Explanation: In a blockbuster-driven industry (e.g. consumer software, mobile games, etc.), R&D can be a huge money loser if you are doing research in the wrong areas or in an area not worth researching. Focus on understanding blockbusters as much as possible, so that you can focus your R&D spend on the most promising, most profitable areas. It’s a shame when someone invests a lot of time and money into developing a product that people don’t want.
Profit-Multiplier Profit
Key insight: You can improve the effectiveness of R&D by increasing the amount of profit that successful projects produce. If you can turn one successful product line into five then your ROI will be much higher. This is especially true in software businesses where different product lines can share a lot of code and infrastructure.
Explanation: Many companies can take a single skill or asset and repackage it in many ways. For example, Honda is good at making motors, and they use that skill to sell cars, boats, motorcycles, lawnmowers, etc. Similarly Disney’s IP is used for movies, TV, merchandising, music, etc. Unlike the Multi-Component model, which involves selling the same product in different contexts, the Profit-Multiplier model is about creating new products that are repackaged versions of a core asset.
Specialist Profit
Key insight: If you understand a problem better than anyone else, you’ll be able to create better products, and customers will pay a premium to work with you.
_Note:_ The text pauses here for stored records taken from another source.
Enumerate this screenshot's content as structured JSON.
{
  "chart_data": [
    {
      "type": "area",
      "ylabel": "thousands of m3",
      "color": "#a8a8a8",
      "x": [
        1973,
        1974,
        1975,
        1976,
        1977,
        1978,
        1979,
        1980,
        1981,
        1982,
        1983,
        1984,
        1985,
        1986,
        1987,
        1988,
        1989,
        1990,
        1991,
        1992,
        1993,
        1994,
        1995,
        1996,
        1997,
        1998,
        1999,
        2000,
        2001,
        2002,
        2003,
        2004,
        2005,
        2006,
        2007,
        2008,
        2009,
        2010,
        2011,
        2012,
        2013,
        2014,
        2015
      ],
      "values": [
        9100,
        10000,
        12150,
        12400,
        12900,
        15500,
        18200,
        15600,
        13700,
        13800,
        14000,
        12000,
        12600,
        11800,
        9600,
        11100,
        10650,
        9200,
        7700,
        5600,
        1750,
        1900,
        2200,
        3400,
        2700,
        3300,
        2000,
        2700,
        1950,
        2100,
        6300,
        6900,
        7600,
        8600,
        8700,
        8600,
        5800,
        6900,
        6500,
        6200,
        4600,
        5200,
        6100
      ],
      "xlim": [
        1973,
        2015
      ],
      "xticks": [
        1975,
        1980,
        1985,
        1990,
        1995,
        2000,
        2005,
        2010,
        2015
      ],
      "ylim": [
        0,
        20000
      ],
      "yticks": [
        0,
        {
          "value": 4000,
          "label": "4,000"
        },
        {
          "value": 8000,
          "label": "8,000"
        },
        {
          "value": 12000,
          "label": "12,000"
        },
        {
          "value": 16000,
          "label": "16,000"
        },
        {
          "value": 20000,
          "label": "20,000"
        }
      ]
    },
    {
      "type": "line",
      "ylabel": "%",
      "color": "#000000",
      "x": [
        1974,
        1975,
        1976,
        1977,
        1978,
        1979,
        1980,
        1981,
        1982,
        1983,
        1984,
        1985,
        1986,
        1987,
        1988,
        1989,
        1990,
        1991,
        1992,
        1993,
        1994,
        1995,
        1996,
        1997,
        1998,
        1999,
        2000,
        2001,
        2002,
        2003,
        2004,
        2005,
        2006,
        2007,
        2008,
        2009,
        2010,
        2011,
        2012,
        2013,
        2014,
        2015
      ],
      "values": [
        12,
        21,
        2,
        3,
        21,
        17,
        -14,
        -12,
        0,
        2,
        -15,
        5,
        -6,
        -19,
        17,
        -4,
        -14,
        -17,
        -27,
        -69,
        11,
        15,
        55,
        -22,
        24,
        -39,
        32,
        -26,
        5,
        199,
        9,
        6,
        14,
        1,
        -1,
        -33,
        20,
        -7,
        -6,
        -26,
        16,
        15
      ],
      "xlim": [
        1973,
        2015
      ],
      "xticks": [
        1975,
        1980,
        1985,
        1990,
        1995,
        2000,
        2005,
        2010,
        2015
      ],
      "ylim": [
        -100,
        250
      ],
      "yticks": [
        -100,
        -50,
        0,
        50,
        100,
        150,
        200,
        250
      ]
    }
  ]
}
Explanation: Become a domain expert in a new discipline, then use your expertise to generate profits. Being an expert gives you the knowledge to lowers costs and the reputation to justify higher prices. This model focuses on learning everything about a specific problem. Palantir is a good example of the Specialist approach: by setting themselves up as the foremost experts on data management and analysis, they command higher prices and, as one of my friends said, “they [de facto] have first dibs on any interesting big data problem.”
Installed Base Profit
Key insight: Customers who already use your products are a great market for upgrades, add-ons, related products, and so on.
Explanation: One particularly effective business model is to sell products at a low profit margin, then sell add-ons, consumables, upgrades, support plans, and so on at a higher profit margins. Examples of this model include printers (low margin, but ink is high margin), Amazon Kindle (no margin, but ebooks have good margins), and cars (lower margin, but dealer maintenance services are high margin).
Specialty Product Profit
Key insight: Specialty products usually earn much higher margins that commodity products (although not for long).
Explanation: Unique products that serve a small niche can make a ton of money, especially in the absence of competition. However, as the specialty products become more common and more commoditized, their profit margins drop dramatically – an event that companies need to plan for. A lot of recent SaaS services, which are becoming more and more specialized, are good examples of this model. There are now CRM programs designed for dentists, cloud-based auditing tools for CPAs, and the like.
Local Leadership Profit
Key insight: Having a near-monopoly is one geographic area can be more profitable than owning a small piece of the market across many locales.
Explanation: This is the playbook for a lot of on-demand startups like Uber. If you’re competing with a lot of companies for the same location, profits plummet (or go negative). On the other hand, if you have a monopoly on a location, you can enjoy high profit margins while your competitors struggle to get even a small foothold.
Relative Market Share Profit
Key insight: The higher your market share, the more advantages you have in terms of cost structure, distribution, marketing cost per unit, R&D cost per unit, and so on.
Explanation: The biggest player in the market can spread their fixed costs across many more units, which provides the flexibility to decrease prices or increase advertising spend or take other actions that make it even harder for others to compete. Companies that understand the importance of relative market share do whatever it takes to become #1. Think Uber vs. Lyft as a great recent example.
Another advantage of higher market share is that you can accumulate more data, which increases competitive barriers. For companies like Yelp (business review data), LinkedIn (professional network data), and Google (search query data), the ability to learn from more data makes it next to impossible for someone to compete, even if they have a better fundamental product. For example, someone who makes a better version of LinkedIn will still struggle to get anywhere because LinkedIn has so much more data about what kind of job recommendations people respond to, how to find colleagues that someone might know, how people in different companies are connected, and so on.
[Data network effects are a key reason for my fund, Susa Ventures, having a strong focus on companies accumulating valuable datasets.]
I think that the best way to use The Art of Profitability is to try applying different models to your own business and see if any of them could fit. Is there a core asset you can repackage into different products? Do customers have different price sensitivities for your product in different markets? Can you sell your product as part of a pre-assembled bundle to save your customers from integration headaches? And so on.